August 28, 1994|By Fort Lauderdale Sun-Sentinel

BELLE GLADE, FLORIDA — BELLE GLADE, Fla. -- Emergency response teams continued yesterday to follow a long trail of mercury left by children, while crews wearing protective suits and respirators entered homes in the city's northeast side in search of the toxic metal.

Working out of a civic center-turned command post, officials said they were focusing first on reducing any health threat to residents by collecting small vials of mercury and loose amounts the metallic liquid, scattered around town by children.

The poisonous metal was passed from one child to another in the farming town after 9-year-old Joshua Adorno found about four pint jars of it in an abandoned van on Monday.

The van also contained old books, clothing and a military medal, Adorno said.

Police said they were still investigating how the elemental mercury, a silvery-white liquid, got into the van, which sat in overgrown shrubs behind a trailer home.

Two children, a 2-year-old and a 6-year-old, have been hospitalized for possible mercury-related illnesses and were still under observation yesterday morning, said county Public Health Unit officials.

The mercury spill drew a large group of public health workers, state emergency response teams, Red Cross workers and federal Environmental Protection Agency hazardous materials experts to Belle Glade. However, the spill was nothing for the town to become unnerved about, said April Herrle, a state Department of Environmental Protection spokeswoman.

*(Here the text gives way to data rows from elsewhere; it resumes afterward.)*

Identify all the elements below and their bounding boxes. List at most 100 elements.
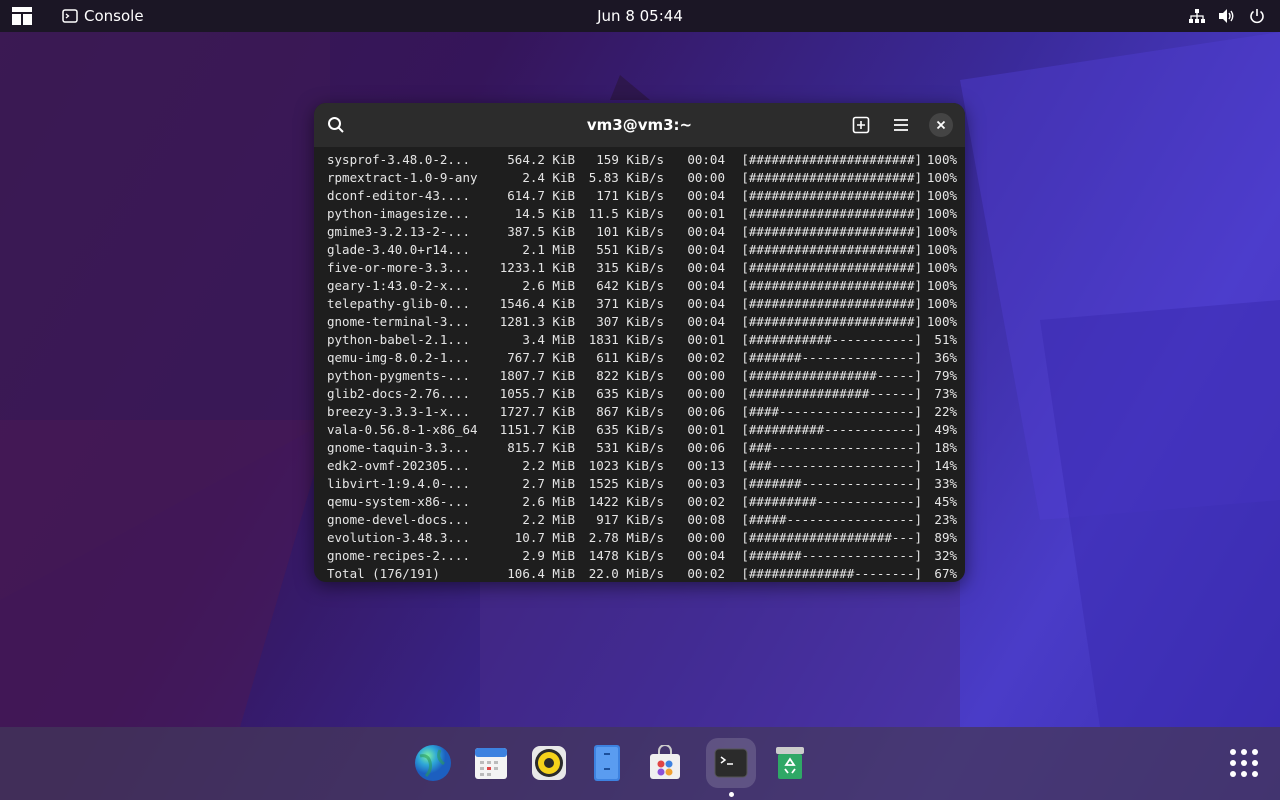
- terminal-line: gnome-devel-docs... 2.2 MiB 917 KiB/s 00:08…: [327, 511, 957, 529]
- download-name: telepathy-glib-0...: [327, 296, 470, 311]
- download-speed: 1831 KiB/s: [588, 332, 664, 347]
- download-pct: 100%: [926, 242, 957, 257]
- download-time: 00:04: [687, 296, 725, 311]
- dock-web-browser[interactable]: [408, 738, 458, 788]
- terminal-line: qemu-img-8.0.2-1... 767.7 KiB 611 KiB/s 00:…: [327, 349, 957, 367]
- download-size: 387.5 KiB: [507, 224, 575, 239]
- terminal-window[interactable]: vm3@vm3:~ sysprof-3.48.0-2... 564.2 KiB 15…: [314, 103, 965, 582]
- new-tab-button[interactable]: [849, 113, 873, 137]
- download-bar: [######################]: [741, 206, 922, 221]
- dock-music-player[interactable]: [524, 738, 574, 788]
- download-speed: 159 KiB/s: [596, 152, 664, 167]
- download-time: 00:06: [687, 404, 725, 419]
- terminal-line: glade-3.40.0+r14... 2.1 MiB 551 KiB/s 00:04…: [327, 241, 957, 259]
- download-name: Total (176/191): [327, 566, 440, 581]
- download-speed: 1478 KiB/s: [588, 548, 664, 563]
- download-pct: 18%: [934, 440, 957, 455]
- dock-calendar[interactable]: [466, 738, 516, 788]
- dock-software-center[interactable]: [640, 738, 690, 788]
- clock[interactable]: Jun 8 05:44: [597, 7, 683, 25]
- new-tab-icon: [852, 116, 870, 134]
- download-speed: 22.0 MiB/s: [588, 566, 664, 581]
- terminal-line: edk2-ovmf-202305... 2.2 MiB 1023 KiB/s 00:1…: [327, 457, 957, 475]
- download-name: python-imagesize...: [327, 206, 470, 221]
- dock-trash[interactable]: [765, 738, 815, 788]
- download-name: gmime3-3.2.13-2-...: [327, 224, 470, 239]
- terminal-line: five-or-more-3.3... 1233.1 KiB 315 KiB/s 00…: [327, 259, 957, 277]
- download-size: 1546.4 KiB: [499, 296, 575, 311]
- download-pct: 100%: [926, 314, 957, 329]
- speaker-icon: [532, 746, 566, 780]
- download-size: 2.2 MiB: [522, 512, 575, 527]
- download-bar: [###-------------------]: [741, 440, 922, 455]
- download-bar: [######################]: [741, 242, 922, 257]
- download-name: five-or-more-3.3...: [327, 260, 470, 275]
- download-name: breezy-3.3.3-1-x...: [327, 404, 470, 419]
- download-pct: 100%: [926, 188, 957, 203]
- close-button[interactable]: [929, 113, 953, 137]
- globe-icon: [415, 745, 451, 781]
- terminal-output[interactable]: sysprof-3.48.0-2... 564.2 KiB 159 KiB/s 00:…: [327, 151, 957, 581]
- download-name: qemu-system-x86-...: [327, 494, 470, 509]
- download-size: 564.2 KiB: [507, 152, 575, 167]
- download-time: 00:04: [687, 548, 725, 563]
- terminal-headerbar[interactable]: vm3@vm3:~: [314, 103, 965, 147]
- download-time: 00:00: [687, 170, 725, 185]
- download-name: glib2-docs-2.76....: [327, 386, 470, 401]
- download-time: 00:00: [687, 530, 725, 545]
- terminal-line: breezy-3.3.3-1-x... 1727.7 KiB 867 KiB/s 00…: [327, 403, 957, 421]
- trash-icon: [776, 747, 804, 779]
- terminal-line: dconf-editor-43.... 614.7 KiB 171 KiB/s 00:…: [327, 187, 957, 205]
- power-icon: [1248, 7, 1266, 25]
- terminal-line: glib2-docs-2.76.... 1055.7 KiB 635 KiB/s 00…: [327, 385, 957, 403]
- download-time: 00:02: [687, 350, 725, 365]
- download-bar: [######################]: [741, 170, 922, 185]
- download-bar: [##############--------]: [741, 566, 922, 581]
- download-pct: 33%: [934, 476, 957, 491]
- download-pct: 51%: [934, 332, 957, 347]
- show-apps-button[interactable]: [1230, 749, 1258, 777]
- download-size: 1281.3 KiB: [499, 314, 575, 329]
- download-time: 00:01: [687, 332, 725, 347]
- download-size: 2.9 MiB: [522, 548, 575, 563]
- download-time: 00:08: [687, 512, 725, 527]
- main-menu-button[interactable]: [889, 113, 913, 137]
- close-icon: [936, 120, 946, 130]
- download-size: 2.1 MiB: [522, 242, 575, 257]
- download-pct: 36%: [934, 350, 957, 365]
- download-time: 00:04: [687, 188, 725, 203]
- download-speed: 315 KiB/s: [596, 260, 664, 275]
- download-size: 2.2 MiB: [522, 458, 575, 473]
- download-size: 2.4 KiB: [522, 170, 575, 185]
- download-speed: 642 KiB/s: [596, 278, 664, 293]
- download-time: 00:02: [687, 494, 725, 509]
- terminal-line: python-imagesize... 14.5 KiB 11.5 KiB/s 00:…: [327, 205, 957, 223]
- terminal-line: vala-0.56.8-1-x86_64 1151.7 KiB 635 KiB/s 0…: [327, 421, 957, 439]
- dock-file-manager[interactable]: [582, 738, 632, 788]
- download-name: geary-1:43.0-2-x...: [327, 278, 470, 293]
- search-button[interactable]: [324, 113, 348, 137]
- download-size: 1233.1 KiB: [499, 260, 575, 275]
- download-name: gnome-terminal-3...: [327, 314, 470, 329]
- download-bar: [######################]: [741, 152, 922, 167]
- download-bar: [##########------------]: [741, 422, 922, 437]
- download-pct: 100%: [926, 224, 957, 239]
- download-time: 00:06: [687, 440, 725, 455]
- download-bar: [######################]: [741, 314, 922, 329]
- system-menu[interactable]: [1188, 0, 1266, 32]
- download-size: 14.5 KiB: [514, 206, 575, 221]
- download-time: 00:04: [687, 152, 725, 167]
- terminal-line: evolution-3.48.3... 10.7 MiB 2.78 MiB/s 00:…: [327, 529, 957, 547]
- app-menu[interactable]: Console: [62, 7, 144, 25]
- terminal-line: libvirt-1:9.4.0-... 2.7 MiB 1525 KiB/s 00:0…: [327, 475, 957, 493]
- download-speed: 635 KiB/s: [596, 386, 664, 401]
- download-pct: 67%: [934, 566, 957, 581]
- download-size: 2.7 MiB: [522, 476, 575, 491]
- terminal-line: geary-1:43.0-2-x... 2.6 MiB 642 KiB/s 00:04…: [327, 277, 957, 295]
- download-speed: 531 KiB/s: [596, 440, 664, 455]
- store-icon: [650, 745, 680, 779]
- activities-icon[interactable]: [10, 4, 34, 28]
- terminal-line: telepathy-glib-0... 1546.4 KiB 371 KiB/s 00…: [327, 295, 957, 313]
- terminal-icon: [714, 748, 748, 778]
- dock-console[interactable]: [706, 738, 756, 797]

"This is a serious contamination situation; it's not a crisis," Herrle said.

By last night, Ms. Herrle said, response coordinators hoped to know enough about the more than 20 mercury-tainted sites in Belle Glade -- a town on the south rim of Lake Okeechobee, in the heart of sugar cane country -- "to give us a sense of the urgency and extent of [the problem]."

Residents were reacting well to the emergency and cooperating with health officials' requests to search homes thought to have mercury contamination, Police Lt. Jack Fulenwider said.

"There's no hysteria, no panic, but there is concern," he said.

Dangerous levels of organic mercury have been found in fresh-water fish in Florida. But the mercury found in Belle Glade is elemental mercury, an inorganic form not readily absorbed by the body if digested, said Dr. Jean Malecki, head of the Palm Beach County Public Health Unit.

The largest health risk to humans exposed to elemental mercury is inhalation of mercury vapors, which can cause respiratory and central nervous system problems.

Those most at risk are small children and pregnant women.

Because of the inhalation concern, two teams of health and environmental workers took battery-operated mercury vapor sensors into contaminated homes and other buildings yesterday.

Other response teams went into homes in which children had brought the liquid metal and vacuumed up loose amounts with special cleaning machines.

"It's hard to clean up without a vacuum," said Ed Fitzgerald, a DEP environmental manager from Orlando. "It's kind of like a slinky -- it oozes here and there."